Les Outils

Le territoire de la mythologie française n'est pas directement accessible. L'époque préhistorique nous a laissé des monuments sans nous en fournir les clefs. Les Celtes se sont longtemps refusés à figer leurs mythes dans la pierre ou par l'écrit. Le Moyen Age chrétien a posé un filtre doctrinaire sur toutes les légendes qu'il a véhiculées …

Qui plus est, les mythes en eux-mêmes constituent une matière fluctuante, qu'il n'est pas toujours facile de cerner. En ce domaine, les opposés peuvent coexister et même se conforter, et il faut se garder de rien exclure. Comme le dit Roland Barthes : " Il n'est pas de version "vraie", dont toutes les autres seraient des échos déformés. Toutes les versions appartiennent au mythe. " (Anthropologie structurale, Plon, Paris, 1958, p. 242)

Ce n'est donc que par des voies détournées que l'on pourra accéder aux thèmes et aux personnages. Et l'enquête mythologique relève fondamentalement de la transdisciplinarité : elle doit faire appel à toutes sortes de domaines de recherche, à toute une panoplie d'outils. Ce ne sera qu'en croisant les résultats, et en les confrontant, que des pistes pourront être dégagées, des interprétations proposées.

On peut définir quelques-unes des approches qui sont particulièrement fécondes en ce domaine, au premier rang desquelles la toponymie, l'étude du calendrier et la recherche bibliographique occupent une place de choix.

Citons également, et entre autres :

L’histoire littéraire est le dépositaire, plus ou moins fidèle, de l’imaginaire populaire et de bien des traditions attachées à une ancienne mythologie. Il s’agit aussi bien de la littérature dite orale ou du Cycle du Graal que des romans de Georges Sand, des livres de colportage ou des Contes de Perrault que de certains auteurs contemporains. L’œuvre de Rabelais que Claude Gaignebet a passionnément explorée, constitue sans doute, au-delà du personnage réinventé de Gargantua, le fonds le plus riche qui nous ait été légué.

Les créations artistiques proposent un terrain d’investigation tout aussi riche, que ce soit sur le plan des concepts, avec notamment l’étude du patrimoine architectural, ou sur le plan des thèmes et des personnages, avec la statuaire, les fresques et tous les arts figuratifs, essentiellement populaires.

La recherche anthropologique, en interrogeant traditions, croyances, rites et fêtes, réunit quant à elle les apports de l’ethnologie, de la sociologie ou de la psychologie …

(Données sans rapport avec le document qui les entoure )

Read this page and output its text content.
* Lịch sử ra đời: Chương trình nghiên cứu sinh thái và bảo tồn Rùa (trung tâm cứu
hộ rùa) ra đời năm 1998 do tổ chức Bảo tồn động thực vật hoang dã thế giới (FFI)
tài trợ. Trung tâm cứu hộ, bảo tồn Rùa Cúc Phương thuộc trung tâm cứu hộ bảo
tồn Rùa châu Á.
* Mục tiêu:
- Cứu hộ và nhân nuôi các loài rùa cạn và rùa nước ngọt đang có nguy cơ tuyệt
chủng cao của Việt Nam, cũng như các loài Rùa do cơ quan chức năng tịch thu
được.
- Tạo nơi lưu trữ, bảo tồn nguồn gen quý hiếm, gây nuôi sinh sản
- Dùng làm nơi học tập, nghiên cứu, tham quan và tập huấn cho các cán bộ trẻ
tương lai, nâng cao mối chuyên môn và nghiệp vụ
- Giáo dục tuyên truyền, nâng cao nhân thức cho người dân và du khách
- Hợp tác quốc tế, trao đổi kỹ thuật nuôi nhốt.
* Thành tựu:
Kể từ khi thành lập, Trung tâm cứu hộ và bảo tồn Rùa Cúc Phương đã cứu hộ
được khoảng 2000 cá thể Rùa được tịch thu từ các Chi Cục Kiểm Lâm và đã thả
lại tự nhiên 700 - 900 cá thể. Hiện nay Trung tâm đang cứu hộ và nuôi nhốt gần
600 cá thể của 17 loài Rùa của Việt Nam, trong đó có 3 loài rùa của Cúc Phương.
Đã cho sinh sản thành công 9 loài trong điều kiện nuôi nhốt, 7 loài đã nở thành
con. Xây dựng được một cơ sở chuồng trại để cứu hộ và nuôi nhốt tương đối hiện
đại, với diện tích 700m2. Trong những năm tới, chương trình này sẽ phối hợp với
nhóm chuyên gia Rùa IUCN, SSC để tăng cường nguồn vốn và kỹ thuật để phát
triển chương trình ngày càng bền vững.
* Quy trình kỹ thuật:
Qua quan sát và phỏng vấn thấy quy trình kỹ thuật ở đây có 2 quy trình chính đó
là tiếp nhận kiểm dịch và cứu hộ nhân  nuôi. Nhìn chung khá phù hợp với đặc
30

L’archéologie permet évidemment d’explorer les témoignages du passé et d’essayer de les faire parler pour expliciter certaines légendes ou traditions.

L’histoire a de tous temps été sollicitée pour expliquer ou étayer le fonds mythique. Evhémère, dès le IVème s. av. J.C., voyait dans les mythes et légendes une simple amplification de l’histoire, et les Pères de l’Eglise n’en ont pas usé différemment ; ils pouvaient ainsi reprendre et assimiler à leur profit les leçons de l’Antiquité, tout en réfutant le paganisme. D’un autre côté, la famille de Lusignan, comme bien d’autres en France, et comme Jules César avant eux, revendiquait une ascendance surnaturelle, quitte à porter le fardeau d’un héritage diabolique.

La linguistique, quant à elle, est susceptible de fournir bien des clefs, dans la mesure où la pensée mythologique s’élabore en grande partie à travers les mots. Comme le notait Max Muller : « Il y a beaucoup de cette sorte de mythologie populaire qui flotte dans le langage du peuple par suite de la tendance très naturelle et très générale qu’ont les hommes à être convaincus que tout nom doit avoir une signification. Si la signification réelle et originelle d’un nom vient à être oubliée (et cet oubli est causé principalement par les ravages de l’altération phonétique) on attribue une nouvelle signification à la forme altérée, d’abord avec quelque hésitation, mais bientôt avec pleine assurance. » (Nouvelles lectures sur la science du langage, t. II, p.285-286)

La géographie, dans la mesure où les légendes s’inscrivent dans un terrain bien particulier, et où l’on s’aperçoit que les grands thèmes cultuels semblent vouloir organiser le territoire.